Most Chicagoans are familiar with the Lyric Opera, but the so-called Lyric Opera House is really the Civic Opera House designed by architectural firm Graham, Anderson, Probst & White, which was also responsible for the design of the Merchandise Mart, the old Post Office, the Wrigley Building, the Shedd Aquarium, and Union Station. The firm was the successor to the legendary Daniel Burnham's firm.
The Lyric Opera building opened on November 4, 1929, but the Civic Opera Company inaugurated its new home and season with a world premiere of Camille, a specially commissioned opera by 28-year old Chicago composer Hamilton Forrest that has never been publicly performed since its premiere. It is based on Alexander Duma's La Dame aux Camellias. (Source: Opera Quarterly (1995), Edward Hagelin Pearson, The Other Traviata Hamilton Forrest's Camille).
The structure, the back of which abuts the Chicago River, was developed by Samuel Insull, a British businessman who had his hands in utilities, railroads, and radio stations. At one point he controlled 5,000 utilities in 32 states, plus several electrified railroads serving Chicago, some of which are still in operation (e.g., the South Shore line).
Insull came to the United States to help Thomas Edison with his finances, but was subsequently replaced by J. P. Morgan, according to a 2006 article in the New York Times. Business reporter Roger Lowenstein draws parallels between Insull's activities and those who headed Enron, which is certainly not a desirable comparison. Following the stock market crash, Insull's debt-laden holding company structure collapsed. Facing 600,000 presumably angry investors, he fled to Greece, but returned to the U.S. to face a prosecution that eventually resulted in his acquittal.

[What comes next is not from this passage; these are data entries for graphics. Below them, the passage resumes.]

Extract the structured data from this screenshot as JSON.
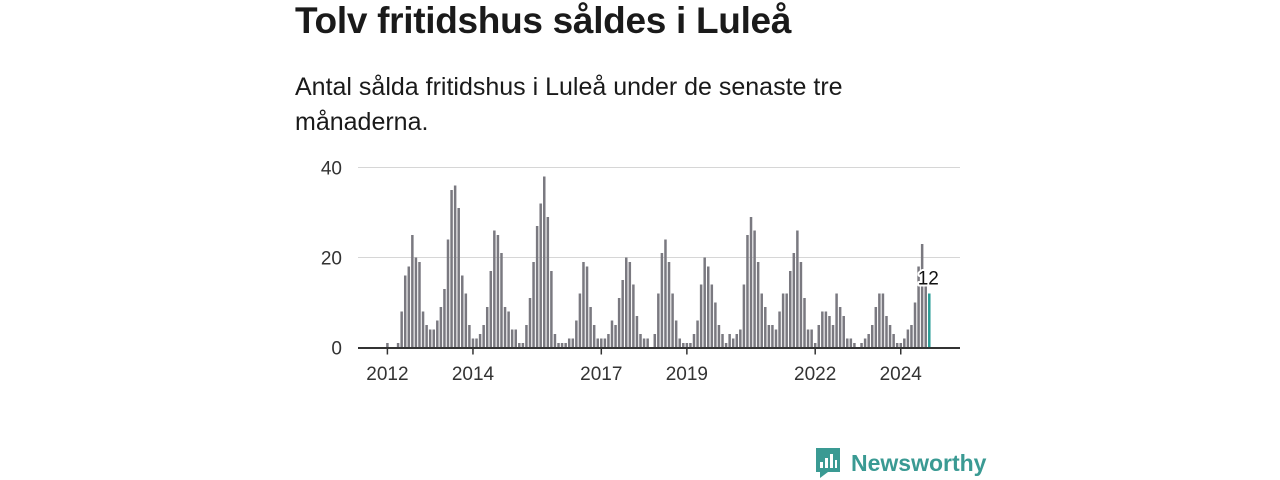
{
  "headline": "Tolv fritidshus såldes i Luleå",
  "subtitle": "Antal sålda fritidshus i Luleå under de senaste tre månaderna.",
  "brand": {
    "name": "Newsworthy"
  },
  "colors": {
    "bar": "#7a7980",
    "highlight": "#2a9d96",
    "grid": "#d6d6d6",
    "axis": "#333333"
  },
  "chart_data": {
    "type": "bar",
    "title": "",
    "xlabel": "",
    "ylabel": "",
    "ylim": [
      0,
      40
    ],
    "yticks": [
      0,
      20,
      40
    ],
    "grid": true,
    "legend": "none",
    "x_tick_labels": [
      "2012",
      "2014",
      "2017",
      "2019",
      "2022",
      "2024"
    ],
    "highlight_label": "12",
    "series": [
      {
        "values": [
          1,
          0,
          0,
          1,
          8,
          16,
          18,
          25,
          20,
          19,
          8,
          5,
          4,
          4,
          6,
          9,
          13,
          24,
          35,
          36,
          31,
          16,
          12,
          5,
          2,
          2,
          3,
          5,
          9,
          17,
          26,
          25,
          21,
          9,
          8,
          4,
          4,
          1,
          1,
          5,
          11,
          19,
          27,
          32,
          38,
          29,
          17,
          3,
          1,
          1,
          1,
          2,
          2,
          6,
          12,
          19,
          18,
          9,
          5,
          2,
          2,
          2,
          3,
          6,
          5,
          11,
          15,
          20,
          19,
          14,
          7,
          3,
          2,
          2,
          0,
          3,
          12,
          21,
          24,
          19,
          12,
          6,
          2,
          1,
          1,
          1,
          3,
          6,
          14,
          20,
          18,
          14,
          10,
          5,
          3,
          1,
          3,
          2,
          3,
          4,
          14,
          25,
          29,
          26,
          19,
          12,
          9,
          5,
          5,
          4,
          8,
          12,
          12,
          17,
          21,
          26,
          19,
          11,
          4,
          4,
          1,
          5,
          8,
          8,
          7,
          5,
          12,
          9,
          7,
          2,
          2,
          1,
          0,
          1,
          2,
          3,
          5,
          9,
          12,
          12,
          7,
          5,
          3,
          1,
          1,
          2,
          4,
          5,
          10,
          18,
          23,
          14,
          12
        ]
      }
    ]
  }
}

Insull played an instrumental role in integrating the power grid in the United States. Moreover, he also promoted electric appliances, with his ads proclaiming that the new technology would free women from household chores--Suffragette City.
In 1938, Insull died while in the Paris Metro. The stairs were too much for his heart, but he could no longer afford better means of transport.
Orson Welles has acknowledged that Charles Foster Kane, aka Citizen Kane, was based in part on Insull, writing, "It was a real man who built an opera house for the soprano of his choice, and much in the movie was borrowed from that story." In the film, Kane builds an opera house so that his wife can perform as an opera singer. The Civic Opera House inspired the theatre depicted in the film. Rumor has it that Insull built the Civic Opera House for his wife, Gladys Wallis, who could not get a job with New York's Metropolitan Opera.
The Civic Opera House is actually one of two (or, depending on how you look at it, four) buildings, which explains why the lower portion of the building is at an angle to the 45-story central tower know as the Civic Opera Building. The central structure is flanked by two 22-story structures. From the upper-Wacker street side, the structures appear to be one building.